Studies and their Reports
A study conducted on the subject world diets getting homogenized at a fast pace, confirms that people are eating same foods worldwide. The study confirms that people are increasingly having foods from a minuscule number of staple crops.
This is making the universal food supply quite vulnerable to pests and new disease. Another study published in the Proceedings of National Academy of Sciences of USA evaluated the change in national food supplies. The study confirmed that changes have occurred in nation’s food supplies since the last 50 years. This change is at 98% of the world population.
The authors of this study find that different diets worldwide has become quite similar in their composition in the last five decades. The diets increasingly rely on a specific set of crops for dietary calories, weight, fat, and protein.
On the whole, people are taking more food with a good amount of diet comprising of foods that are energy dense.

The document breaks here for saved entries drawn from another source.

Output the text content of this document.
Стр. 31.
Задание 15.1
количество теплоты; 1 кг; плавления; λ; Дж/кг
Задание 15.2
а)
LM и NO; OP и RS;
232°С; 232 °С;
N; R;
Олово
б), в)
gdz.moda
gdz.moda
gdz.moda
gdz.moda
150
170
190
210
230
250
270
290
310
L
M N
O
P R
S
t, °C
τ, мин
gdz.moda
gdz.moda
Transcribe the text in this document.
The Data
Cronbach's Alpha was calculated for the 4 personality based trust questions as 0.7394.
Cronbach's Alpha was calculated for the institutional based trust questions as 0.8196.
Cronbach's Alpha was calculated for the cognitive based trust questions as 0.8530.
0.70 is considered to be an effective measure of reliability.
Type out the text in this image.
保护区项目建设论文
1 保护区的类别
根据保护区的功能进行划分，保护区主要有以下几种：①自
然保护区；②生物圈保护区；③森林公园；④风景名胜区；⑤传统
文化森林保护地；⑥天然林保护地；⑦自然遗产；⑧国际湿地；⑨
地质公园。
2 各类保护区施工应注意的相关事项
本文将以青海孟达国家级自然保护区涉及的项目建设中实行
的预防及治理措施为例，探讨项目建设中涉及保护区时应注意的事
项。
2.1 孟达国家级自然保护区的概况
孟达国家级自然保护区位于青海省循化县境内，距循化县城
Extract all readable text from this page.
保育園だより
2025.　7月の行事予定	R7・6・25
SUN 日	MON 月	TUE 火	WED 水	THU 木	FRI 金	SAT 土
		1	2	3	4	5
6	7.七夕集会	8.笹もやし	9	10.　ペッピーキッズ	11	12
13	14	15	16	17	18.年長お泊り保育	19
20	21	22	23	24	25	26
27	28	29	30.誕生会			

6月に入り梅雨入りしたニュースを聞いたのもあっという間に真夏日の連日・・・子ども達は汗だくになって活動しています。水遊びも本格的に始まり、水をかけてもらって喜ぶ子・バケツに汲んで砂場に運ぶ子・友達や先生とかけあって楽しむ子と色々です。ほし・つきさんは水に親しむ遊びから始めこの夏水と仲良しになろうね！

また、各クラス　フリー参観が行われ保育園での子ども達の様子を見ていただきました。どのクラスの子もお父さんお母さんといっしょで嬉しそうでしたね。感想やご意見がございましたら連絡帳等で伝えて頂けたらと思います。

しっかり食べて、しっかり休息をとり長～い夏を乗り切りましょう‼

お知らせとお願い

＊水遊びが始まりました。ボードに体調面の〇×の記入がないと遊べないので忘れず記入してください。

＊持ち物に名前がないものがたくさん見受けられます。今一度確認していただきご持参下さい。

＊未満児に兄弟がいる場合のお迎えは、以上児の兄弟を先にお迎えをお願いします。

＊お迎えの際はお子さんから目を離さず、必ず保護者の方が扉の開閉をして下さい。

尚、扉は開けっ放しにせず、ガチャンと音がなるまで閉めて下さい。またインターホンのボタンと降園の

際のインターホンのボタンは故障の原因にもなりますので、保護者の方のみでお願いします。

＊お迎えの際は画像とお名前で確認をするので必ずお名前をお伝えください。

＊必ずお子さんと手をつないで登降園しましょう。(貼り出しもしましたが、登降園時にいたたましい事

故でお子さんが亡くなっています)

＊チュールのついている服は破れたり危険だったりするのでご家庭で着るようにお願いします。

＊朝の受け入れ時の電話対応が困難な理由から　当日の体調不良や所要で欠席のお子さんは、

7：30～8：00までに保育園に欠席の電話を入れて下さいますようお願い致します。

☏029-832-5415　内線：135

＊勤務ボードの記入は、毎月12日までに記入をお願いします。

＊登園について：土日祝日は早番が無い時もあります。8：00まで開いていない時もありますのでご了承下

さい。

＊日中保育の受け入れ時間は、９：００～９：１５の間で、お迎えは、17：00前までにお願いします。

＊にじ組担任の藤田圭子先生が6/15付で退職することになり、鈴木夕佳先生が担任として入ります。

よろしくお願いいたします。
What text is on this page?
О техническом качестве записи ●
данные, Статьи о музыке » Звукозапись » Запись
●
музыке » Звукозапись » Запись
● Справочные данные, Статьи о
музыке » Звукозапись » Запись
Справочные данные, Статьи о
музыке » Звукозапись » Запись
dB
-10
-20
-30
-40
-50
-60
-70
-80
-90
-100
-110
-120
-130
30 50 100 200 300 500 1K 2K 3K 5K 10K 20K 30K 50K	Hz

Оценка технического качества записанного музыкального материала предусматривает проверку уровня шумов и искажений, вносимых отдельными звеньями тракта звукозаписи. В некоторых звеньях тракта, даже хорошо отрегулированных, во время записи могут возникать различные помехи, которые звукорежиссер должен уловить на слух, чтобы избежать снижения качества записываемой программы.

These include animal and plant sources high in oils, sugars and fats. The crops offering a prevailing amount of diet are stapled cereals like maize, wheat, and rice.
The diet will also comprise universally significant oil crop products like palm, sunflower oil, rapeseed, and soybean. The contribution of different oil crops has increased disproportionately in the last few decades.
The changes that have taken place in diets have had a great influence on the regionally significant crops. A study on this subject shows a major decrease in the significance of cereals like millets, rye, and sorghum.
The locally significant crops which are not measured on a universal scale have also suffered at the same rate. With this, the world is probably in danger of losing the wealth of adapting and diverse alternative crops.
This has been confirmed, without advocacy and research efforts and without the need of concerted conversation. In spite of major changes taking place in diets throughout the world, global diets have increased in similarity. This similarity is on an average of 36%.